Judge Pollack grew up in Brooklyn and earned his law degree from Columbia University in 1929. He was named to the federal bench in the Southern District of New York in 1967 by President Lyndon Johnson, and never retired.

Throughout his judicial career, he was known as a strict and efficient arbiter who could not be fooled by a lawyer’s tricks because he either had seen them before or had used them himself in 23 years of private practice.

“He was a man who went straight to the essence of every case he ever handled,” said Judge Michael Mukasey, the chief judge for the Southern District. “He got right to it faster than just about anyone else I have ever seen.”

He was best known for taking complex financial scandals, boiling them down and compelling both sides to accept a settlement.

During the late 1980s and early ’90s, Judge Pollack sorted through the Drexel Burnham Lambert bankruptcy case, pulling together hundreds of claims against the company and its executives, including Michael Milken. In 1992, he approved a settlement in that case for more than $1 billion.

The amount was later reduced, but many experts had predicted when the case started that it would take decades to complete.

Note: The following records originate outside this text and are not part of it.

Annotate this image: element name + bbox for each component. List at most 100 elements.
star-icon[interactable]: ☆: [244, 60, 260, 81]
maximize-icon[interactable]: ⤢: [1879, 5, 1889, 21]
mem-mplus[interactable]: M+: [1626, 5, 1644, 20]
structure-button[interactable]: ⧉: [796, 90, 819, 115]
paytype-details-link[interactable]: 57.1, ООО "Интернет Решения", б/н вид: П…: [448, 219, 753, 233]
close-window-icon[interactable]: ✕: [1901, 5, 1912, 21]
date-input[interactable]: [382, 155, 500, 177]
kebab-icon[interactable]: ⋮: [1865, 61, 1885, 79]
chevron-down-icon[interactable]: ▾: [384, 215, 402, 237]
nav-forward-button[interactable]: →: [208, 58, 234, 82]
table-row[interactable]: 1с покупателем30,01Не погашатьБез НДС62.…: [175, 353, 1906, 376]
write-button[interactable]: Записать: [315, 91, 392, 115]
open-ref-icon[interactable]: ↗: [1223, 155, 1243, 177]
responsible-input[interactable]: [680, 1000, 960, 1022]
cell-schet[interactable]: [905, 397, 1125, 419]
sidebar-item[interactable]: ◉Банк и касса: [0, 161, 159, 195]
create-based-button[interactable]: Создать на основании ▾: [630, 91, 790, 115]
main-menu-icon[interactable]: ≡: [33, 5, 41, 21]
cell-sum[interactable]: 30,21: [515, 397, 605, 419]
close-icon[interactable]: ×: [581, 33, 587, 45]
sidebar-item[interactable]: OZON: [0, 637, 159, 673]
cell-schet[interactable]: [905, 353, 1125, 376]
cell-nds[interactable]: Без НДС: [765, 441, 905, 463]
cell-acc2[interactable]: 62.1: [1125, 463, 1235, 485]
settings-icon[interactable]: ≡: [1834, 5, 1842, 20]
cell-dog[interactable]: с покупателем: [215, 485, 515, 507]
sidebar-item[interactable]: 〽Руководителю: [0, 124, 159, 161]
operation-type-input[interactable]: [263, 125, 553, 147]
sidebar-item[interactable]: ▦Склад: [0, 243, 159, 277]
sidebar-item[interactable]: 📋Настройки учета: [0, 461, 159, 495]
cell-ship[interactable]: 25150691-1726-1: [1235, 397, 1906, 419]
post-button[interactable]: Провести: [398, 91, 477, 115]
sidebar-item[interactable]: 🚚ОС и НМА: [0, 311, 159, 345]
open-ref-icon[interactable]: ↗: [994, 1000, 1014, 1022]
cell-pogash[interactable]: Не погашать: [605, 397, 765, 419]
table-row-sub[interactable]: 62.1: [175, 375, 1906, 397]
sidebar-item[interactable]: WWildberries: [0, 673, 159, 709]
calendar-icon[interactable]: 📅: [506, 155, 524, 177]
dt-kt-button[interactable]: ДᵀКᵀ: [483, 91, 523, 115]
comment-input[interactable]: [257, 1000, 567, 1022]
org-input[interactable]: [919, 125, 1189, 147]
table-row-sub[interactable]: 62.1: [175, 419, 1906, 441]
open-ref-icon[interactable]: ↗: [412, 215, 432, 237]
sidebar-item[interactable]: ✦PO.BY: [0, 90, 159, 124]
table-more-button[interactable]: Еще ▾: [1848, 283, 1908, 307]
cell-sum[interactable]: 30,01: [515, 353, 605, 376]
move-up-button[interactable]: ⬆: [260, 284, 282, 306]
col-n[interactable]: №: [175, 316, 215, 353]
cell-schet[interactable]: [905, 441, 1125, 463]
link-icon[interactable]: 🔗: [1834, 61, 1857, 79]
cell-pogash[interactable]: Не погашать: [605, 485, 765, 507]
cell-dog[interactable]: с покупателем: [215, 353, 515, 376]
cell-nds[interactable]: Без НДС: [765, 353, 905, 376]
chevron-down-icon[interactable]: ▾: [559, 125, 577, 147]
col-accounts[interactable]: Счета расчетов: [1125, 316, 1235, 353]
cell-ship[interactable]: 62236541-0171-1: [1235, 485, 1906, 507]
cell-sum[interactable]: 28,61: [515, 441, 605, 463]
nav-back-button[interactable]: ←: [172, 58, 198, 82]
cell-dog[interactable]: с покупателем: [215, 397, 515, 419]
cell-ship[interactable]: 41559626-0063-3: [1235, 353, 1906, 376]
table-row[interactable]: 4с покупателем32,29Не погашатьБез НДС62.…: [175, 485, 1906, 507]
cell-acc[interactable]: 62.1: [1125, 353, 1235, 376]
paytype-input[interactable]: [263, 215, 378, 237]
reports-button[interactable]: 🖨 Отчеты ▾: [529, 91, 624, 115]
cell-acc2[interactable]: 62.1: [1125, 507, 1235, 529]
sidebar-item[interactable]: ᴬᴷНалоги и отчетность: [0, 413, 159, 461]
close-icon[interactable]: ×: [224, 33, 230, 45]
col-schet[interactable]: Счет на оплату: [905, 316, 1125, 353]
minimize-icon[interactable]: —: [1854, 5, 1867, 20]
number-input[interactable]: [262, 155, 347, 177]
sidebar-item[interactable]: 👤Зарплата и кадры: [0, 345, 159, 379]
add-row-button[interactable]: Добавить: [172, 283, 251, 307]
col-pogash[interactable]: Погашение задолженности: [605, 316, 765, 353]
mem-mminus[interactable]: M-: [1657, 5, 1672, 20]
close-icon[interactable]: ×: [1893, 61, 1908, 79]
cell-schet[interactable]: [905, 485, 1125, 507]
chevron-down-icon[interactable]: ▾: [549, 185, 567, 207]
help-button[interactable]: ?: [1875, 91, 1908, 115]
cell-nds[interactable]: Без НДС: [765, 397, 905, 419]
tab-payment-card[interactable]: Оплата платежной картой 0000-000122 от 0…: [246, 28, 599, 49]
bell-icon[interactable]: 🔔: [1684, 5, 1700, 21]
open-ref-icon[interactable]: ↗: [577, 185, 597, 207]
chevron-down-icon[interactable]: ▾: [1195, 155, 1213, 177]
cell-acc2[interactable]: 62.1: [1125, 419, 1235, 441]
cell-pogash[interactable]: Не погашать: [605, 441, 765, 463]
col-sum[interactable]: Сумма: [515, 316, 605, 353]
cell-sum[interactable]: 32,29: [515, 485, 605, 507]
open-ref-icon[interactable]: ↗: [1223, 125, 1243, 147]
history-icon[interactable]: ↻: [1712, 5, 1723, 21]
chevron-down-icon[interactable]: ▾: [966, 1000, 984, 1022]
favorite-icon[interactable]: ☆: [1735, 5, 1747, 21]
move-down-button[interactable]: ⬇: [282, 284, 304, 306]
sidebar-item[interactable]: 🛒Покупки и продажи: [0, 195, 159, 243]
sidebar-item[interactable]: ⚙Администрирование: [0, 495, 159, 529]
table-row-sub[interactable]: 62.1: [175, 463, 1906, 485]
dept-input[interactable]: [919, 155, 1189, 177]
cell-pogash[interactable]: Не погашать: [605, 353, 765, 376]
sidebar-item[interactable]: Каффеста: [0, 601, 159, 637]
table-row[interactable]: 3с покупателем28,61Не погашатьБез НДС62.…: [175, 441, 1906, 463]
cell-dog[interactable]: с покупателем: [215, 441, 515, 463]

Judge Pollack ended the case in a fraction of that time simply by telling lawyers on all sides to sit in a jury room until they came up with points of agreement.

Several hours later, they emerged with an outline of the settlement on a single sheet of yellow legal paper, which Judge Pollack then framed and put on his office wall.

In 1972, Judge Pollack presided in a case in which one of the lawyers was Roy Cohn, who had an intimidating reputation, and the judge frequently stood between the jury room and the elevator to ensure that Cohn could not cow jurors on lunch breaks.